There are over 600,000 townlands across the whole island of Ireland. They are the building blocks of our land and are grouped into the units more familiar elsewhere in these islands: parishes, electoral districts and counties. Everywhere in Ireland has a historic location in a townland, even in urban situations where they are now completely built over. Centuries prior to the creation of geographical OS map grids and global positioning satellites (GPS), townland names provided a very useful way of identifying and tracing small locations, and they represent a much more sophisticated naming system for Irish locations than exists in Britain and much of Europe.

In common with other Irish place names, most townland names originated in the Gaelic language, and British surveyors and mapmakers did their best to Anglicize these and their spelling. Sometimes this leads to the need for careful interpretation, because the Gaelic may have become obscured by the anglicization process.

Helpfully, the 1980s editions of the Northern Ireland Ordnance Survey (OS) 1:50,000 maps are heavily sprinkled with townland names, but they do not offer the complete set of the divisions, nor plot their boundaries. Fortunately for recording in Co Fermanagh, the NI OS has issued two 1:25,000 sheets covering Upper and Lower Lough Erne, and these maps provide an accurate set of modern townland boundaries and their names.

Useful references on Ulster Townlands

Crawford, W.H. and Foy, R.H. (eds.) (1998) Townland in Ulster, Ulster Historical Foundation in association with the Federation of Ulster Local Studies, Belfast.

McKay, P. (1999) A dictionary of Ulster Place-names. Ulster Place-name Society, Belfast.

Turner, B.S. (ed.) (2004) The Heart's Townland: marking boundaries in Ulster. Ulster Local History Trust, Downpatrick.

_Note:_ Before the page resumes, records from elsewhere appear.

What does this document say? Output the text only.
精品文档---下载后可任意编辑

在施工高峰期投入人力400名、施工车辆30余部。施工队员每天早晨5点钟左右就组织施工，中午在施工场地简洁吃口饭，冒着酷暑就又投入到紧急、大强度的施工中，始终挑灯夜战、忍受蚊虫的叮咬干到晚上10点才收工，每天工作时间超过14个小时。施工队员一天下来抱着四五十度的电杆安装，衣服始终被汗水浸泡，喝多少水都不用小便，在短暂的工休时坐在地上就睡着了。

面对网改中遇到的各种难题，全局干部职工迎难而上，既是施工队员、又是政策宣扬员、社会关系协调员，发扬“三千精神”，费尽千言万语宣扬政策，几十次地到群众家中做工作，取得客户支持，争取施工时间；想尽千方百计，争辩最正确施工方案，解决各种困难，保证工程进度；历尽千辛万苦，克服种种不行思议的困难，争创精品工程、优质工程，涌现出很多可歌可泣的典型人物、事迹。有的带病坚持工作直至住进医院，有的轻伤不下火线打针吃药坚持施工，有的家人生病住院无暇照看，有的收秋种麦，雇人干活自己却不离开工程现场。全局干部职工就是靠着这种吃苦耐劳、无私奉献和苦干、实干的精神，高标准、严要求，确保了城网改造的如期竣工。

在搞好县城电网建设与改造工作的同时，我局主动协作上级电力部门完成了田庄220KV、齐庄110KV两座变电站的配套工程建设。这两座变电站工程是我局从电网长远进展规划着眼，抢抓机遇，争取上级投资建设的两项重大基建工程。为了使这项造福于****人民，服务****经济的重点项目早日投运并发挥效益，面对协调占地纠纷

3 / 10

The Northern Ireland Place-names Project based at The Queen's University of Belfast has a website which helps trace townland name information. The address is www.placenamesni.org

A list of the OS Maps of Co Fermanagh

There are five sheets of the NI Ordnance Survey 1:50,000 maps covering Co Fermanagh. Their botanical usefulness is arranged in order across the page (left to right):

Sheet 17. Lower Lough Erne Sheet 27. Upper Lough Erne  Sheet 18. Enniskillen

Sheet 26. Lough Allen          Sheet 12. Strabane

The two NI OS maps covering the Lough Erne area on the 1:25,000 scale are:

Fermanagh Lakeland outdoor pursuits map and Navigation guide: Lower Lough Erne

Fermanagh Lakeland outdoor pursuits map and Navigation guide: Upper Lough Erne

Gazetteer file

I have also created a gazetteer of all the sites used in the Fermanagh Flora Database at the National Museums Northern Ireland (NMNI) Centre for Environmental Data and Recording (CEDaR), listed in alphabetical order with six-figure map grid references.